The parties met and defined the parameters of the electronically stored information (“ESI”) which may be relevant in this case. The parties presented an ESI Agreement, which was accepted by the Court on October 4, 2016. When the parties reconvened for a Discovery Status Conference in January of 2017, Plaintiff’s counsel asked to “undo” various provisions of that agreement, arguing that it would be unduly burdensome and costly for the sole plaintiff to produce the ESI in the manner as set forth in the ESI Agreement. The Court pointed out that the ESI Agreement had been freely negotiated by both parties, and a case of buyer’s remorse was not compelling. However, the Court directed plaintiff’s counsel to obtain a written estimate of the cost involved in making the production, and to provide an affidavit detailing the reasons for asserting a claim of economic hardship.
Plaintiff complied and presented the Court with reasons why the $2,000-$3,000 of seemingly minimal costs was unduly burdensome to him. Defendants’ opposition asserted that the law was clear in showing that the producing party (Plaintiff) should bear the cost of his own ESI production. Defendants also argued that the Plaintiff’s $2,000 to $3,000 cost estimate was a very reasonable amount for the production.
In reviewing the question, the Court first considered the general rule, which is that the responding party bears all such costs. Notwithstanding the general rule, the Court also considered that under limited circumstances, it may also look at “cost-shifting” of such production expenses to the requesting party. However, such a deviation should be considered only when electronic discovery imposes an ‘undue burden or expense’ on the responding party.

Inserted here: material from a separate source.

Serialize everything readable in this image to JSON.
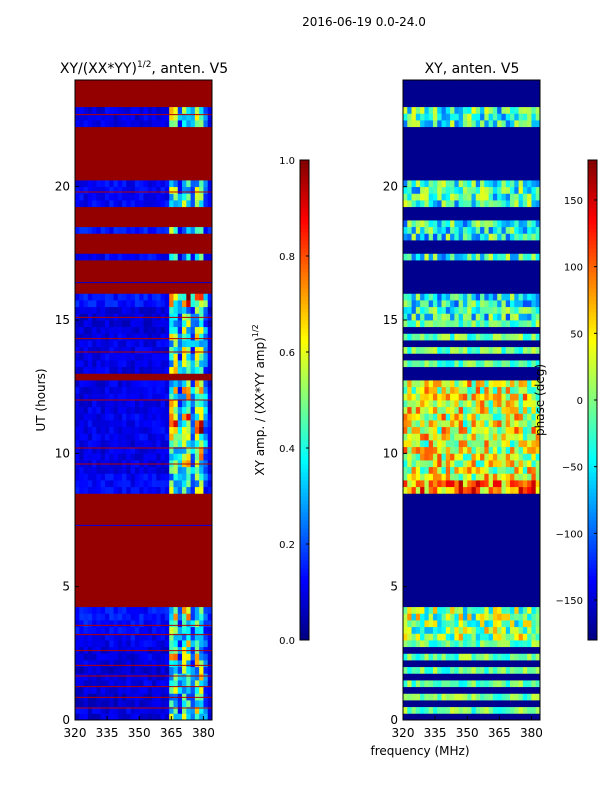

The Court then pointed out that the record did not contain any facts indicating that the ESI being sought was inaccessible, but only facts relative to the argument that the $2,000 to $3,000 estimated cost of ESI production would create a financial hardship because Plaintiff was the sole source of revenue for his family. The Court noted that whether ESI production is unduly burdensome or expensive so as to justify cost-shifting generally turns directly upon the accessibility or inaccessibility of the data being sought, not upon the financial cirucumstances of the producing party.
The Court further noted that the Agreement appeared to have been drafted for use between corporate entities, as opposed to a situation involving an individual party in an employment discrimination case. The Court observed that Plaintiff’s counsel put his client in the position of being bound by an Agreement which was not necessarily appropriate to the circumstances. While the Court did not find sufficient grounds to rescind the Agreement, to the extent that the Defendants continued to insist on the production being made to the letter they set forth in the Agreement, the Court found that employing a measure of partial cost-shifting was appropriate. Under such circustance, the costs of Plaintiff’s ESI production would be allocated as follows: 40% to Defendants and 60% to Plaintiff.